II. Anbieterseitiges Leapfrogging: 1. Begriff: Darunter wird die bewußte Entscheidung eines Anbieters verstanden, in der Entwicklung eine Produktgeneration zu überspringen und die Entwicklungsanstrengungen auf zukünftige Produkte zu konzentrieren. - 2. Chancen und Risiken: Anbietern kann es durch Leapfrogging gelingen, im Vergleich zu den Konkurrenten schneller eine ausgereifte (zukünftige) Produktgeneration auf den Markt zu bringen und die Rolle des Marktpioniers einzunehmen. Das Auslassen einer Generation bewirkt jedoch auch einen Erfahrungs- bzw. Kompetenzrückstand des Anbieters, der sich negativ auf Leistungsmerkmale des zukünftigen Produktes und damit auf die zukünftige Wettbewerbsfähigkeit auswirken kann.

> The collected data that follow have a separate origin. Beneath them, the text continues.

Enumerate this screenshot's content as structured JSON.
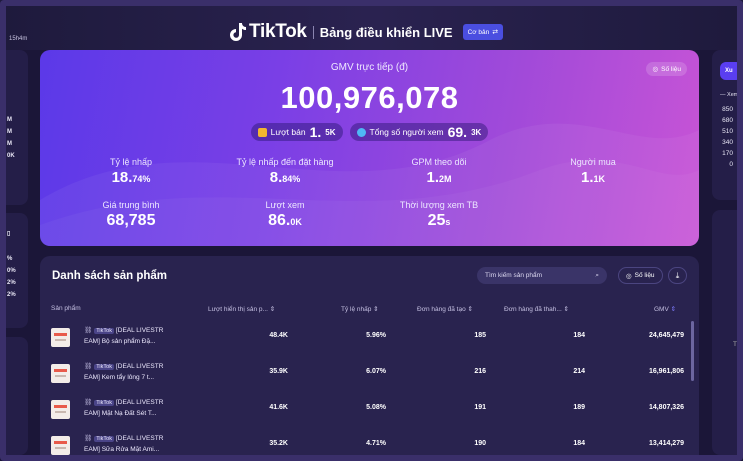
{
  "timer": "15h4m",
  "header": {
    "brand": "TikTok",
    "title": "Bảng điều khiển LIVE",
    "badge": "Cơ bản"
  },
  "gmv": {
    "label": "GMV trực tiếp (đ)",
    "value": "100,976,078",
    "data_button": "Số liệu",
    "sales_label": "Lượt bán",
    "sales_value": "1.",
    "sales_unit": "5K",
    "viewers_label": "Tổng số người xem",
    "viewers_value": "69.",
    "viewers_unit": "3K"
  },
  "stats": [
    {
      "label": "Tỷ lệ nhấp",
      "value": "18.",
      "unit": "74%"
    },
    {
      "label": "Tỷ lệ nhấp đến đặt hàng",
      "value": "8.",
      "unit": "84%"
    },
    {
      "label": "GPM theo dõi",
      "value": "1.",
      "unit": "2M"
    },
    {
      "label": "Người mua",
      "value": "1.",
      "unit": "1K"
    },
    {
      "label": "Giá trung bình",
      "value": "68,785",
      "unit": ""
    },
    {
      "label": "Lượt xem",
      "value": "86.",
      "unit": "0K"
    },
    {
      "label": "Thời lượng xem TB",
      "value": "25",
      "unit": "s"
    }
  ],
  "products": {
    "title": "Danh sách sản phẩm",
    "search_placeholder": "Tìm kiếm sản phẩm",
    "data_button": "Số liệu",
    "columns": [
      "Sản phẩm",
      "Lượt hiển thị sản p...",
      "Tỷ lệ nhấp",
      "Đơn hàng đã tạo",
      "Đơn hàng đã thah...",
      "GMV"
    ],
    "rows": [
      {
        "tag": "TikTok",
        "line1": "[DEAL LIVESTR",
        "line2": "EAM] Bộ sản phẩm Đặ...",
        "impr": "48.4K",
        "ctr": "5.96%",
        "created": "185",
        "paid": "184",
        "gmv": "24,645,479"
      },
      {
        "tag": "TikTok",
        "line1": "[DEAL LIVESTR",
        "line2": "EAM] Kem tẩy lông 7 t...",
        "impr": "35.9K",
        "ctr": "6.07%",
        "created": "216",
        "paid": "214",
        "gmv": "16,961,806"
      },
      {
        "tag": "TikTok",
        "line1": "[DEAL LIVESTR",
        "line2": "EAM] Mặt Nạ Đất Sét T...",
        "impr": "41.6K",
        "ctr": "5.08%",
        "created": "191",
        "paid": "189",
        "gmv": "14,807,326"
      },
      {
        "tag": "TikTok",
        "line1": "[DEAL LIVESTR",
        "line2": "EAM] Sữa Rửa Mặt Ami...",
        "impr": "35.2K",
        "ctr": "4.71%",
        "created": "190",
        "paid": "184",
        "gmv": "13,414,279"
      }
    ]
  },
  "left_numbers": [
    "M",
    "M",
    "M",
    "0K",
    "%",
    "0%",
    "2%",
    "2%"
  ],
  "right_panel": {
    "button": "Xu",
    "legend": "— Xem",
    "values": [
      "850",
      "680",
      "510",
      "340",
      "170",
      "0"
    ],
    "letter": "T"
  }
}
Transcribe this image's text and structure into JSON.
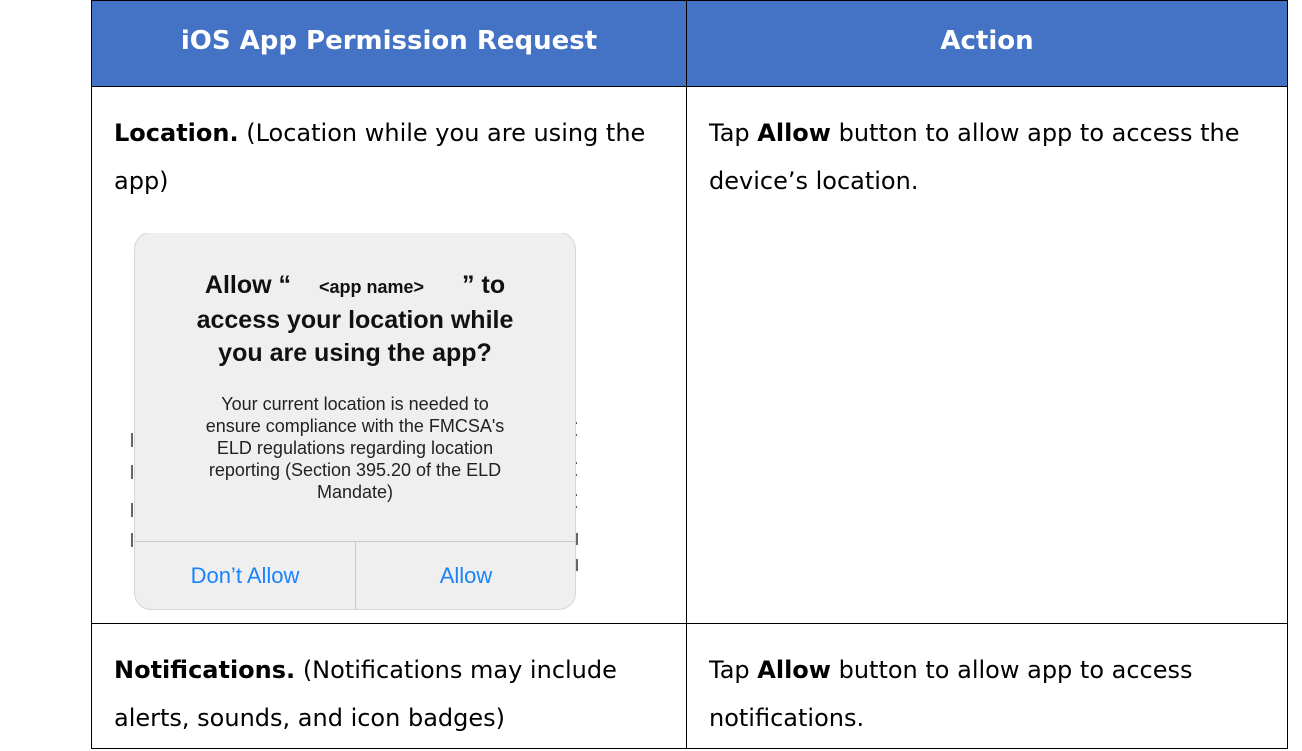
{
  "table": {
    "headers": [
      "iOS App Permission Request",
      "Action"
    ],
    "rows": [
      {
        "request_title": "Location.",
        "request_detail": "(Location while you are using the app)",
        "action_prefix": "Tap",
        "action_bold": "Allow",
        "action_suffix": "button to allow app to access the device’s location."
      },
      {
        "request_title": "Notifications.",
        "request_detail": "(Notifications may include alerts, sounds, and icon badges)",
        "action_prefix": "Tap",
        "action_bold": "Allow",
        "action_suffix": "button to allow app to access notifications."
      }
    ]
  },
  "alert": {
    "title_prefix": "Allow “",
    "app_name": "<app name>",
    "title_suffix": "” to",
    "title_line2": "access your location while",
    "title_line3": "you are using the app?",
    "message_lines": [
      "Your current location is needed to",
      "ensure compliance with the FMCSA's",
      "ELD regulations regarding location",
      "reporting (Section 395.20 of the ELD",
      "Mandate)"
    ],
    "dont_allow_label": "Don’t Allow",
    "allow_label": "Allow",
    "button_color": "#1a82fb"
  },
  "colors": {
    "header_bg": "#4472c4",
    "header_text": "#ffffff"
  }
}
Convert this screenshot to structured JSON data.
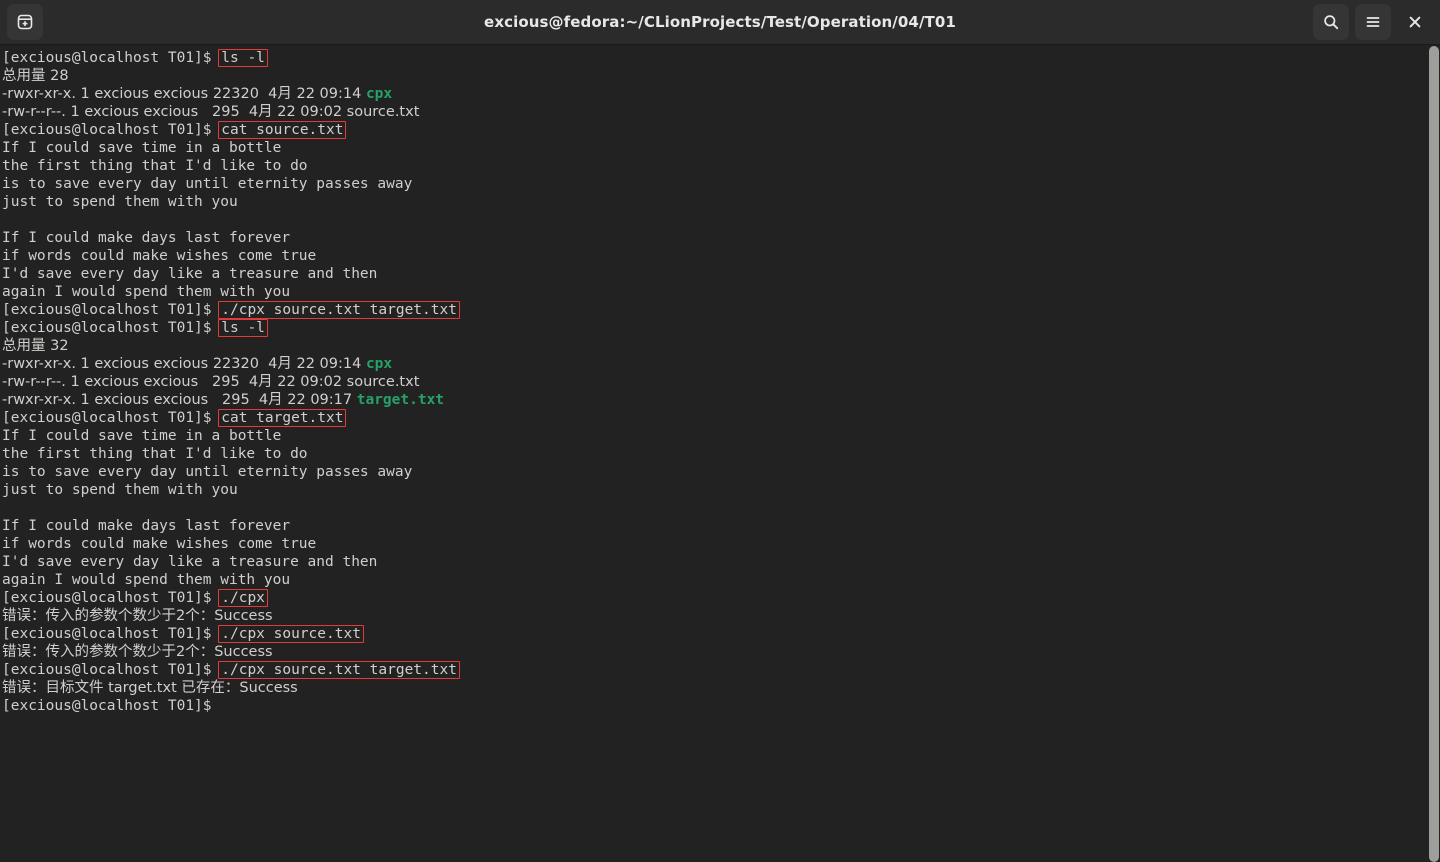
{
  "window": {
    "title": "excious@fedora:~/CLionProjects/Test/Operation/04/T01"
  },
  "titlebar": {
    "new_tab_label": "new-terminal",
    "search_label": "Search",
    "menu_label": "Main Menu",
    "close_label": "Close"
  },
  "colors": {
    "titlebar_bg": "#2b2b2b",
    "terminal_bg": "#222222",
    "text": "#d0cfcc",
    "green": "#26a269",
    "highlight_border": "#e23b3b",
    "scrollbar": "#9e9e9b"
  },
  "terminal": {
    "prompt": "[excious@localhost T01]$ ",
    "lines": [
      {
        "type": "prompt",
        "prompt": "[excious@localhost T01]$ ",
        "command": "ls -l"
      },
      {
        "type": "text",
        "text": "总用量 28",
        "cjk": true
      },
      {
        "type": "text",
        "text": "-rwxr-xr-x. 1 excious excious 22320  4月 22 09:14 ",
        "green": "cpx",
        "cjk": true
      },
      {
        "type": "text",
        "text": "-rw-r--r--. 1 excious excious   295  4月 22 09:02 source.txt",
        "cjk": true
      },
      {
        "type": "prompt",
        "prompt": "[excious@localhost T01]$ ",
        "command": "cat source.txt"
      },
      {
        "type": "text",
        "text": "If I could save time in a bottle"
      },
      {
        "type": "text",
        "text": "the first thing that I'd like to do"
      },
      {
        "type": "text",
        "text": "is to save every day until eternity passes away"
      },
      {
        "type": "text",
        "text": "just to spend them with you"
      },
      {
        "type": "blank",
        "text": ""
      },
      {
        "type": "text",
        "text": "If I could make days last forever"
      },
      {
        "type": "text",
        "text": "if words could make wishes come true"
      },
      {
        "type": "text",
        "text": "I'd save every day like a treasure and then"
      },
      {
        "type": "text",
        "text": "again I would spend them with you"
      },
      {
        "type": "prompt",
        "prompt": "[excious@localhost T01]$ ",
        "command": "./cpx source.txt target.txt"
      },
      {
        "type": "prompt",
        "prompt": "[excious@localhost T01]$ ",
        "command": "ls -l"
      },
      {
        "type": "text",
        "text": "总用量 32",
        "cjk": true
      },
      {
        "type": "text",
        "text": "-rwxr-xr-x. 1 excious excious 22320  4月 22 09:14 ",
        "green": "cpx",
        "cjk": true
      },
      {
        "type": "text",
        "text": "-rw-r--r--. 1 excious excious   295  4月 22 09:02 source.txt",
        "cjk": true
      },
      {
        "type": "text",
        "text": "-rwxr-xr-x. 1 excious excious   295  4月 22 09:17 ",
        "green": "target.txt",
        "cjk": true
      },
      {
        "type": "prompt",
        "prompt": "[excious@localhost T01]$ ",
        "command": "cat target.txt"
      },
      {
        "type": "text",
        "text": "If I could save time in a bottle"
      },
      {
        "type": "text",
        "text": "the first thing that I'd like to do"
      },
      {
        "type": "text",
        "text": "is to save every day until eternity passes away"
      },
      {
        "type": "text",
        "text": "just to spend them with you"
      },
      {
        "type": "blank",
        "text": ""
      },
      {
        "type": "text",
        "text": "If I could make days last forever"
      },
      {
        "type": "text",
        "text": "if words could make wishes come true"
      },
      {
        "type": "text",
        "text": "I'd save every day like a treasure and then"
      },
      {
        "type": "text",
        "text": "again I would spend them with you"
      },
      {
        "type": "prompt",
        "prompt": "[excious@localhost T01]$ ",
        "command": "./cpx"
      },
      {
        "type": "text",
        "text": "错误：传入的参数个数少于2个：Success",
        "cjk": true
      },
      {
        "type": "prompt",
        "prompt": "[excious@localhost T01]$ ",
        "command": "./cpx source.txt"
      },
      {
        "type": "text",
        "text": "错误：传入的参数个数少于2个：Success",
        "cjk": true
      },
      {
        "type": "prompt",
        "prompt": "[excious@localhost T01]$ ",
        "command": "./cpx source.txt target.txt"
      },
      {
        "type": "text",
        "text": "错误：目标文件 target.txt 已存在：Success",
        "cjk": true
      },
      {
        "type": "prompt",
        "prompt": "[excious@localhost T01]$ ",
        "command": ""
      }
    ]
  }
}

Literatur: Pohl, A., Leapfrogging bei technologischen Innovationen: Ein Erklärungsansatz auf Basis der Theorie des wahrgenommenen Risikos, Wiesbaden 1996; Weiber, R./Pohl, A., Das Phänomen der Nachfrage-Verschiebung: Informationssucher, Kostenreagierer und Leapfrogger, in: Zeitschrift für Betriebswirtschaft, 66. Jg. (1996), Nr. 6, S. 675-696.